Currently most countries have a variation on “Shelter in Place.” One only has contact with ones housemates. With large scale testing, a larger groups could isolate together (a village, a city block an apartment building, or even a small town). People would not be stuck in a house, but a “bubble of individuals known to all be negatively tested). If people could isolate in such a bubble and food and fresh water supply for a month were included, the bubble could function for one month with no contact from the outside. To ensure that the bubble is disease free, repeat PCR testing for the virus would be essential and anyone who is positive would have to be totally isolated outside of the bubble (perhaps in a hospital or converted hotel).

The 34 high income OECD member countries already have a cooperative relationship. Together they need to not only continue research on a vaccine, but more importantly manufacture enough testing equipment, supplies, reagents and personal protective equipment for the entire world. They must work together to assure that all people everywhere have access to clean drinking water and sanitation equipment.  This is going on slowly, but COVID-19 makes the need urgent.


Once large amounts of testing and tracing of contacts is established, then a way to safely isolate positive cases needs to be developed throughout the world. Then a system needs to be developed that will designate “bubbles” within which people can safely interact with a very minimal risk of transmission. This includes the distribution of protective masks for anyone who must interact with someone outside their bubble in order to get food or be tested.

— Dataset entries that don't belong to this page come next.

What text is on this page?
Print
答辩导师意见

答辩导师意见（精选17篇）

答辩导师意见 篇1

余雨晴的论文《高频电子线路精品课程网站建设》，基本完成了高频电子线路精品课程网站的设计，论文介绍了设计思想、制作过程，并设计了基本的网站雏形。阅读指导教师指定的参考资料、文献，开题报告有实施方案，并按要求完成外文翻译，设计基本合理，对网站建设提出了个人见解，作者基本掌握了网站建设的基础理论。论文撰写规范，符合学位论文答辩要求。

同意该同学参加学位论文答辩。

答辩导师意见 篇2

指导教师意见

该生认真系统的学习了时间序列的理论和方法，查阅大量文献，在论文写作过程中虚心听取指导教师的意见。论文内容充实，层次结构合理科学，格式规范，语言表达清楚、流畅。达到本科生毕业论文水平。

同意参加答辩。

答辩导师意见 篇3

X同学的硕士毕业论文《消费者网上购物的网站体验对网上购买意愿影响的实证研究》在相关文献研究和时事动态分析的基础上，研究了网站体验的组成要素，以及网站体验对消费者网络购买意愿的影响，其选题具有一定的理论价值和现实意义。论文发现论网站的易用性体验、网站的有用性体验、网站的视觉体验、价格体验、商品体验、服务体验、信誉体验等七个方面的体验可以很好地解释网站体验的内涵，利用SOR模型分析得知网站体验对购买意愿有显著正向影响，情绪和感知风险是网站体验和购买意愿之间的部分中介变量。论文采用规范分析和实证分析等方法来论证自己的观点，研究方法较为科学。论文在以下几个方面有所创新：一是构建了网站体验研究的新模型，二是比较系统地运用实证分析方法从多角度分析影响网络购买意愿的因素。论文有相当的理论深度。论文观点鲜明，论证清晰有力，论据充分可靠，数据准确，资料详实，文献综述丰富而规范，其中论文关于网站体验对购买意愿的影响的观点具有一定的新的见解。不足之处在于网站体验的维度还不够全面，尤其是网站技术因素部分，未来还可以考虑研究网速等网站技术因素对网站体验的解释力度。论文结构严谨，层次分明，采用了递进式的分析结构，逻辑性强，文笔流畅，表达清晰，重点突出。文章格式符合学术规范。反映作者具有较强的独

During the several months (hopefully not years) that it takes to get this organized, 60 day food supplies need to be established for each bubble.


The entire world will then need to shut down for 60 days. The entire economy will not close, as stores and services can still operate within each bubble. At the end of the 60 days, all known cases of COVID-19 will be isolated and when those individuals come out of isolation, the world will be free of COVID-19 and have a plan in place to quickly circumvent the next virus that crosses from an animal to humans.


Yes, this is a Herculean task, but why not just bring this to a definitive end?



[1] https://www.thebalance.com/unemployment-rate-by-year-3305506 accessed 9 May 2020 and Schwartz ND, Casselman B, Koeeze E;”How Bad is Unemployment? ‘Literally Off the Charts’,” NY Times: 8 May 2020.


[2] Scherbina, Anna D., Determining the Optimal Duration of the COVID-19 Suppression Policy: A Cost-Benefit Analysis (March 24, 2019). Available at SSRN: https://ssrn.com/abstract=3562053.


[3] Yong E, COVID-19 Can Last for Several Months; The Atlantic, 4 June 2020.



[4] The Week, issue 29 May 2020, page 8.


[6] Jarvis, C. I., K. van Zandvoort, A. Gimma, K. Prem, C. nCov working group, P. Klepac, G. J. Rubin, and W. J. Edmunds (2020). Impact of physical distance measures on transmission in the uk, available at https://cmmid.github.io/topics/covid19/current-patterns-transm ission/comix-impact-of-physical-distance-measures-on-transmission-in-the-U K.html.


[7] Montanaro D, “Normal Will Take 6 Months or More,” All Things Considered, NPR, 20 May 2020.


[9] Scherbina ibid.


[10] Scherbina ibid


[12] Treasury Direct Archives.


[16] For a few years after WWI and during 1946 and to some extent in the 80’s after perestroika there was efforts made at cooperation. The United Nations was supported and the WHO was able to grow, resulting in less disease in developing countries yielding the opportunity for economic growth. The effort to eradicate polio had some initial exponential success.